Physicians are under constant pressure to provide quality care using the latest evidence-based medicine, reduce overhead costs amidst declining reimbursements and remain competitive with the latest technologies. Cardiovascular Business invited a group of interventional and diagnostic cardiologists to discuss the latest practice and imaging trends that support a busy cath lab.
|Participants of the discussion are:|
|Gary Ansel, MD, an interventional cardiologist with MidOhio Cardiology and Vascular Consultants, and director of the Center for Critical Limb Care at Riverside Methodist Hospital in Columbus, Ohio.|
|Joe Galloway, MD, an interventional cardiologist from Inland Cardiovascular Associates in Spokane, Wash.|
|Stephen Green, MD, chief of cardiology, associate director of the cath lab, associate chairman of the department of cardiology and director of performance improvement for cardiac services at North Shore University Hospital in Manhasset, N.Y.|
|Russel Hirsch, MD, director of the cardiac cath laboratory at the Heart Institute at Cincinnati Children's Hospital, Ohio.|
|Louise E. J. Thomson, MBChB, a physician in cardiac imaging, and director of cardiac MRI, at the S. Mark Taper Foundation Imaging Center, Heart Institute, Cedars Sinai Medical Center in Los Angeles, Calif.|
|C.P. Kaiser, Cardiovascular Business|
What can practices and hospitals do to stay solvent as the new Medicare reimbursement cuts take effect this month?

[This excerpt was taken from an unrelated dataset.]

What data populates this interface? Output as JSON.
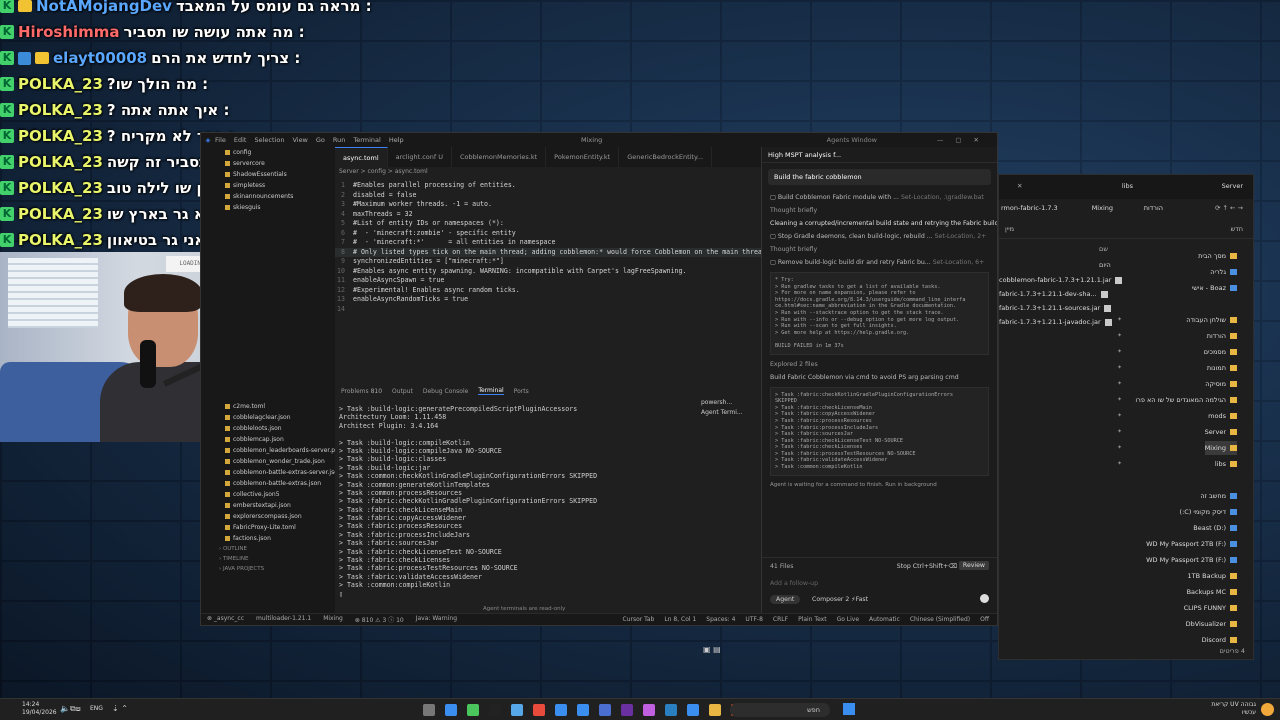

Green: From my standpoint, as chief of the department, and particularly concerning my imaging staff, I have to ensure that they practice as efficiently as possible. For example, during the workday, the digital echo images are dropped into the reading network. The sonography techs electronically enter patient data directly to the electronic reporting system based on their scans. The active readers can then review the images as well as the tech-generated preliminary reports and finish the reports online, without transcription. The reports are then placed into the result section of the patient’s EMR.
During off hours, our fellows or attendings drop the digital emergency studies into the network. Our on-call echocardiographer can then download them to a laptop, where the images can be reviewed and a report generated remotely to the patient’s EMR. In this way, the overall process of image analysis and report generation is streamlined to optimize efficiency. Echocardiographers are therefore more able to focus on quality of interpretation and educational activities for the ultrasonographers and cardiology fellows.
Thomson: The challenge for noninvasive cardiologists is to ensure that the tests we are performing are appropriate. The challenge for all of us is to use these resources wisely. What we don’t want to see happen is imaging practices trying to increase volume to maintain their revenues, because that will just make the situation worse.
Galloway: We have several outpatient imaging centers around Spokane that may need to consolidate if they can’t pay for the square footage. I also am concerned that the nuclear, vascular and echo diagnostic services in rural areas may not be utilized to the fullest potential, creating a scenario for some to be discontinued.
In our physician-owned outpatient cath lab, our technical reimbursement is about $1,250 for a left heart cath, which is quite a bit less than what hospitals receive. With the new cuts, that reimbursement will decrease to about $1,000, which barely allows us to break even.
Ansel: It will be interesting to see what happens in smaller communities. In Ohio, the CON [certificate of need] just went down a few years ago, so even smaller hospitals have a cath lab. With these reimbursement cuts, that business plan doesn’t appear to make sense anymore.
Hirsch: The cuts won’t affect pediatric intervention as much as they will impact noninvasive imaging, particularly transthoracic echo with respect to color flow Doppler.
What techniques or protocols do you use to reduce radiation dose exposure?
Ansel: I’m concerned not only for patients, but also for our staff. We employed several tactics. We had our radiation physicist check our shielding and found some incorrect assumptions. Some of us also use extra shielding, which dramatically decreases the radiation dosage to the operators. And we’ve educated our operators to change the angles to reduce the risk of radiation dermatitis.